Hayatımı senin kararlarına göre yaşamadığım için mi?"

"Abi lütfen,
Yapma bak zaten ortam gergin. Birde sen körükleme ateşi."

"Ne olacaksa olsun Simay sen karışma."

"Çık evimden, defol."

"Tamam anne defoluyorum hemde bu evden tek bir çöp bile almadan."

Demiş ve hala elimi sıkıca tutarken, yüzünü bana dönmüştü.

"Eşyalarını topla, çıkalım."

"Emir?"

"Halledeceğim, bana bırak."

Dedikten sonra onaylayıp odama çıkmış ve küçük vazlizime zaten az olan eşyalarımı toplayıp salona inmiştim.
Zehra hanım salonda hala bir şeyler konuşup hakkını helal etmediğini söylerken Kenan bir kez daha elimi tutup konuşmaya başlamıştı.

"Bu arada,
An itibari ile şirkette ki görevimden istifa ettim.
Biliyor musunuz?
Zaten nefret ediyordum o saçma işlerden."

Diyerek parmaklarını parmaklırıma kenetlerken beraber evden çıkıp arabaya binmiş, ardından çiftliğin yolunu tutmuştuk.

Öğleden sonra çiftliğe vardığımızda aşırı yorgun hissettiğim için odama geçerek uyumuştum.
Yaşananlardan ve insanların saçma sapan tepkilerinden uzakta, sonsuza kadar yaşayabilirdim.
Tek ve en büyük eksiğimiz Emirdi.
Şimdilik olanları ona yansıtmamak adına onu buraya getirmemiştik.
Kenan vardığımızda Simaya mesaj atıp Emir'e bir süre bir şey çaktırmamalarını ve en kısa sürede onu da yanımıza alacağımızı söylemesini istemişti.

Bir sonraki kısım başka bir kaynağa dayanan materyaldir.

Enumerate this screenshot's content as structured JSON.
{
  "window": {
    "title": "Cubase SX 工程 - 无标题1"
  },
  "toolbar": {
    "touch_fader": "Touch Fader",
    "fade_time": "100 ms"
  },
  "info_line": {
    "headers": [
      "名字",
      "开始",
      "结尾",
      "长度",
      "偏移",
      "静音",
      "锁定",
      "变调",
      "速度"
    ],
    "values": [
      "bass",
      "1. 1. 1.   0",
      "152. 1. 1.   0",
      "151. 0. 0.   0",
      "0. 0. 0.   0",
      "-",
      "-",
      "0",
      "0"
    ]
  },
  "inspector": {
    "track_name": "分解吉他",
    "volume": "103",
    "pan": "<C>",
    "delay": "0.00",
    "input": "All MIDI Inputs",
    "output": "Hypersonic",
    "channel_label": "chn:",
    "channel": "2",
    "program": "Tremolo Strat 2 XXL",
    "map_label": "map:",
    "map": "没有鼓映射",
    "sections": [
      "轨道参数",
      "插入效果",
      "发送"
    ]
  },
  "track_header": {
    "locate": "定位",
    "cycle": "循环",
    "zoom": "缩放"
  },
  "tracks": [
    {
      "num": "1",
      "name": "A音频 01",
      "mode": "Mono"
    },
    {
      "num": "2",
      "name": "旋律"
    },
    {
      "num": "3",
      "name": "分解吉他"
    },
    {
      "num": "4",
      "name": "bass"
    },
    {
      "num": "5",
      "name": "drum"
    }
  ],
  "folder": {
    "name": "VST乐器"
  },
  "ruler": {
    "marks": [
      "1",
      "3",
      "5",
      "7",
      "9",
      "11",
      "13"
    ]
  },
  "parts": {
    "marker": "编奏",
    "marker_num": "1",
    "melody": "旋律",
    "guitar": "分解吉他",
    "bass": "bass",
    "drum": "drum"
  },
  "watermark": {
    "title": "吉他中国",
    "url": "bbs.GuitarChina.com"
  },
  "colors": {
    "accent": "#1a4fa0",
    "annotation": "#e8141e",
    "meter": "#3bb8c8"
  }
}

Uyandığımda hava kararmış, Kenan mutfakta bir şeyler yapıyordu.

"İyi akşamlar."

"İyi akşamlar, yemek birazdan hazır olur..
Senin kadar güzel yapamamışımdır belki ama denedim bir şeyler."

"Eline sağlık."

Diyerek geçip oturmuşdum sofraya.
Sessizce ve arada bakışarak yemeklerimizi yedikten sonra çay demlemiş ve bahçede ki salıncakta oturan Kenan'ın yanına gitmiştim.

"Al."

"Teşekkür ederim."

"Afiyet olsun."

Sessizce yanına oturduktan sonra öylece, tek kelime bile etmeden çaylarımızı yudumlarken, artık konuşmamız gerektiğine ve ertelemenin anlamsız olduğuna karar vermiştim.

"Neden yaptın bunu?
Böyle bir fedakarlığa gerek yoktu.
Sırf ben yaptım diye senin de yapmana gerek yoktu."

"Ben ödeşme için yapmadım.
Yapmam gerektiği için yaptım. İstediğim için."